Der Dokumentar-Film 'Atomnomaden' (Originaltitel: 'Nomades du nucléaire') von Kilian Armando Friedrich und Tizian Stromp Zargari eröffnet Einblicke in das Leben von Arbeits-Nomaden in Frankreich, die für die Atom-Industrie die Drecksarbeit machen. Die insgesamt 56 Atom-Reaktoren in den 18 französischen Atomkraftwerken sind im Schnitt 37 Jahre alt - laufen also schon 12 Jahre länger als ursprünglich geplant. Atomnomaden werden für Arbeiten in den radioaktiv kontaminierten Bereichen der Atomkraftwerke benutzt.

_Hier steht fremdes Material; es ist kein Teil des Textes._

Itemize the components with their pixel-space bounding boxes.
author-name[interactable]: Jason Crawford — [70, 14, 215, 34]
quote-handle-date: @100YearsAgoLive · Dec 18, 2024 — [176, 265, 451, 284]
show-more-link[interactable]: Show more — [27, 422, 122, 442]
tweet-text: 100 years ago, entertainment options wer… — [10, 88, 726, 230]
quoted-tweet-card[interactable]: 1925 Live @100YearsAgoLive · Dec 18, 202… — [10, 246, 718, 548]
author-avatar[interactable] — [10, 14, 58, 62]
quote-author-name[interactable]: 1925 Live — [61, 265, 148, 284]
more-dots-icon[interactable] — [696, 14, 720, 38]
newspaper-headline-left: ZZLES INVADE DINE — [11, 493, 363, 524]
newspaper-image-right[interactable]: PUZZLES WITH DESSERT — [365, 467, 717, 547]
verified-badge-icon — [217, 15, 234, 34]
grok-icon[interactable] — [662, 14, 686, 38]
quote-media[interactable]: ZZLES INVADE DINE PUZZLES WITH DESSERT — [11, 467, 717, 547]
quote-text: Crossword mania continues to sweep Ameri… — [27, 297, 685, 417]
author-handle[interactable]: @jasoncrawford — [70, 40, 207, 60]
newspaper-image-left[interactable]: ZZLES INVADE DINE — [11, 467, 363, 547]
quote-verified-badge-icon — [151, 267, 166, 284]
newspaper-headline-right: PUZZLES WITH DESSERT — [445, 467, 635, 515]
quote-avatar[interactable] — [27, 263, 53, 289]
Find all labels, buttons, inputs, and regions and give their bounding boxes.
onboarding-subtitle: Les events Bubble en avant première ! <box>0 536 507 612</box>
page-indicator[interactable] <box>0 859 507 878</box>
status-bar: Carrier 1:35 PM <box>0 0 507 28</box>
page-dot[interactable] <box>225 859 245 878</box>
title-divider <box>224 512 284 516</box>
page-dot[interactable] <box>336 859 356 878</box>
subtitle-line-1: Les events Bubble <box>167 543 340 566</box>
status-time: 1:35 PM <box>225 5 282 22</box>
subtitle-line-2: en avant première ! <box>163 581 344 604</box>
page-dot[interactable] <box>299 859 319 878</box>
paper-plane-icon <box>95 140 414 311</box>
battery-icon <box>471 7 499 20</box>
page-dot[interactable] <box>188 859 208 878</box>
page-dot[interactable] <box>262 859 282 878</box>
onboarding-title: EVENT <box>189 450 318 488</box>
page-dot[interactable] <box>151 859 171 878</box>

Marie-Lou, Florian, Vincent und Jérôme arbeiten in Frankreich als Atomnomaden für Sub-Unternehmen des staatlichen französischen Strom-Konzerns und AKW-Betreibers EdF. Sie werden - im Gegensatz zu den gehätschelten Festangestellten der EdF für die riskanten Wartungsarbeiten in den Atomkraftwerken eingesetzt, wobei sie nicht selten erheblicher radioaktiver Strahlung ausgesetzt sind. Für jeden Auftrag erhalten sie im Vergleich zu Arbeiten mit ähnlicher Qualifikation überdurchschnittliche Löhnen und beeindruckende Prämien in Höhe von bis zu 6.000 Euro. Dafür setzen sie ihre Gesundheit aufs Spiel. Ihre Strahlenbelastung wird - zumindest offiziell - exakt notiert, so daß sie bei Erreichen einer (willkürlich und nur nach politischen Kriterien) festgelegten Belastungsgrenze immer wieder pausieren müssen.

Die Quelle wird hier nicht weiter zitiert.